Maxim Februari, na lezing: “Wat een prachtige tekst! … Als je publiceert, zou dat voor mij makkelijk zijn, dan kan ik er eens naar verwijzen. Helaas heb ik zelf geen tijdschrift, dus ik kan het nergens aanbevelen. Dat zou ik wel graag doen, want ik denk dat het nodig is om tot een goede alfa-aanpak te komen van al het nieuwe om ons heen.”

In: Kernverhaal

Inleiding

Er zijn grofweg drie manieren om de wereld te begrijpen. Ten eerste is daar de methode zich de wereld voor te stellen als één groot en bezield geheel, waarbij alles onderworpen is aan hemelse machten die ons verstand te boven gaan. Te heten de archaïsche methode. Ten tweede is daar de mathematische methode van René Descartes, waarbij alles onderworpen is aan analyse en getal en waarbij berekening de dienst uitmaakt. Tenslotte, en daar begeven we ons op nog betrekkelijk nieuw en onontgonnen terrein, is daar de methode van het bezielen van de dingen door het mathematische te verbinden met verbeelding en verhaal, analyse met synthese, technologie met publieke zaak. Voor deze laatste, te heten vernieuwd archaïsche methode is werk aan de winkel. Het dictaat van het bedrag en het getal is alomtegenwoordig in onze tijd. Een samenvattende beschouwing ten aanzien van de menselijke factor staat elke dag op groter wordende achterstand. Bij deze alvast een bescheiden opmaat voor een methode die deze menselijke factor beter recht zal kunnen doen.

De mathematische methode

In zijn Discours de la méthode heeft René Descartes laten zien de moderne tijd onomstotelijke waarheid te kunnen bieden. Als we al het bestaanbare mathematisch uitleggen, uiteen nemen en herleiden tot het meetbare en het getal, dan wordt ons denken betrouwbaar, wetenschappelijk relevant en dient het het welzijn van de mens het beste. Descartes’ Discours luidde een tijd in waarin de waarheid van getal en meetbaarheid boven alles zal worden gehuldigd. De ‘wetenschappelijke revolutie’ stond eraan te komen. Mens en wereld werden voor het eerst gepresenteerd als een mechanisch, machineachtig ingericht geheel, ter meerdere profijt van beide.
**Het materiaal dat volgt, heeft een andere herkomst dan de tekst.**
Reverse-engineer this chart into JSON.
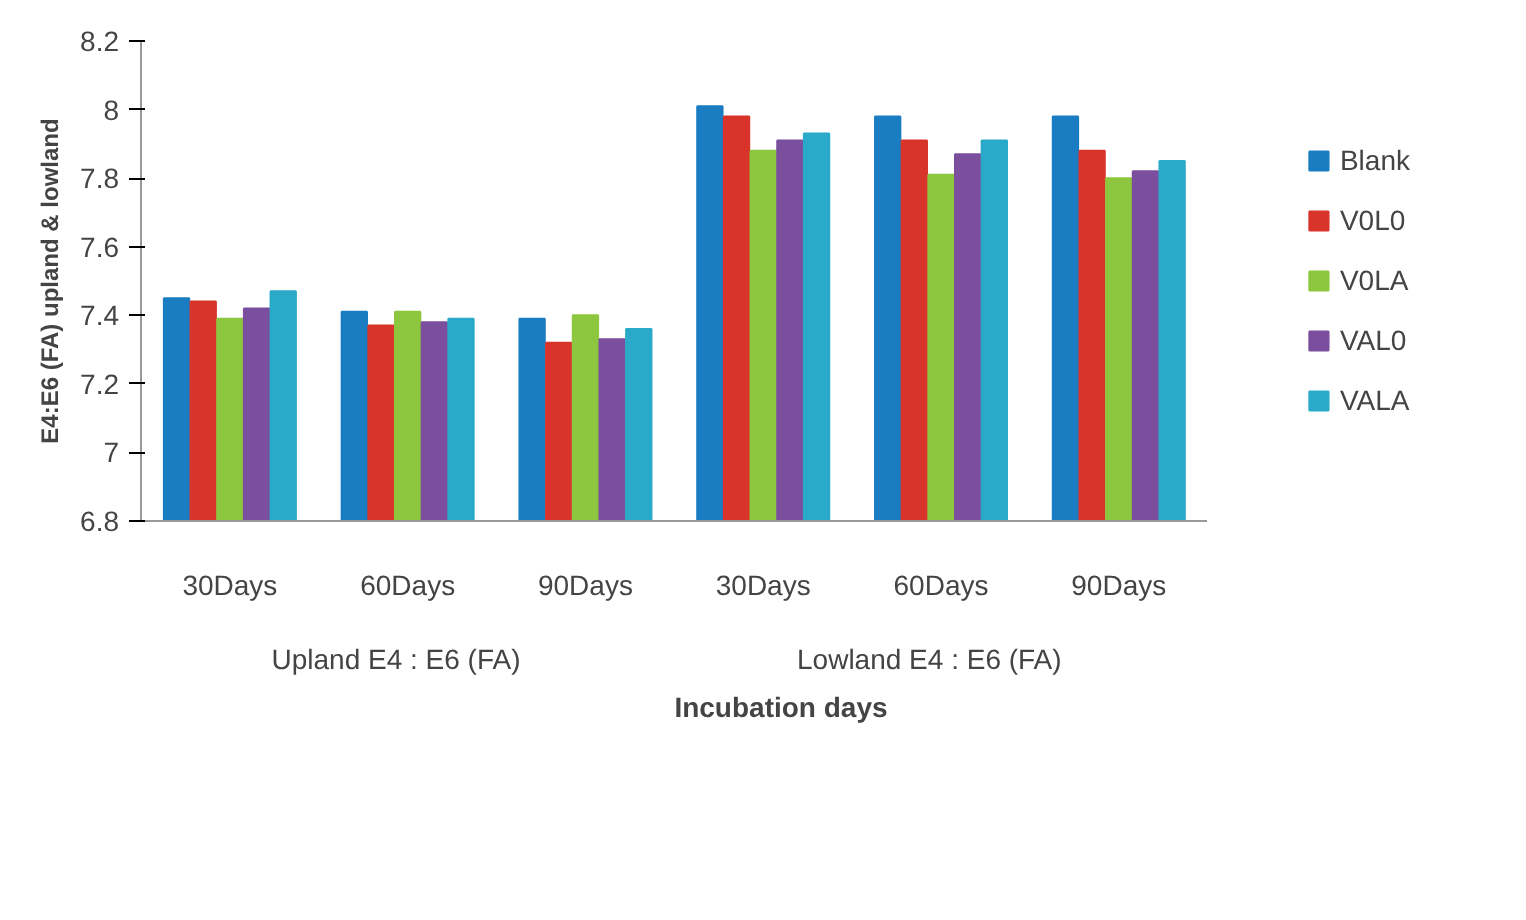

Het opstellen van de methode van de toekomst vond niet geheel toevallig plaats aan de Amsterdamse Keizersgracht, onderaan de Westertoren. Op dat moment in de geschiedenis was juist daar een – door Descartes zelf zeer gewaardeerde – haard van berekenende nijverheid te vinden. Op de Westermarkt in het Gouden Eeuwse Amsterdam gingen mathematiek en calvinistisch kapitalisme een huwelijk aan dat de wereld ging veroveren. Plechtig ingeluid door de kerkklokken van de Oude Wester. De vooruitgang werd aldaar in gang gezet. (Nu is het allerminst toevallig dat dit gebeuren zich in mijn geboortestad voltrok. Was ik in Den Haag of Belgrado geboren dan had ik ongetwijfeld genoeg reden kunnen vinden om een van die beide steden tot bakermat van de moderne tijd te verklaren. Hoewel, het startsein voor de experimentele methode, An essay concerning human understanding door Cartesius-adept John Locke, schijnt een halve eeuw na Descartes’ Discours ook in Amsterdam te zijn geschreven. Het ziet er al met al dus inderdaad naar uit dat de afkondiging van de onherroepelijke onttovering der moderne tijd in mijn geliefde Amsterdam heeft plaatsgevonden.)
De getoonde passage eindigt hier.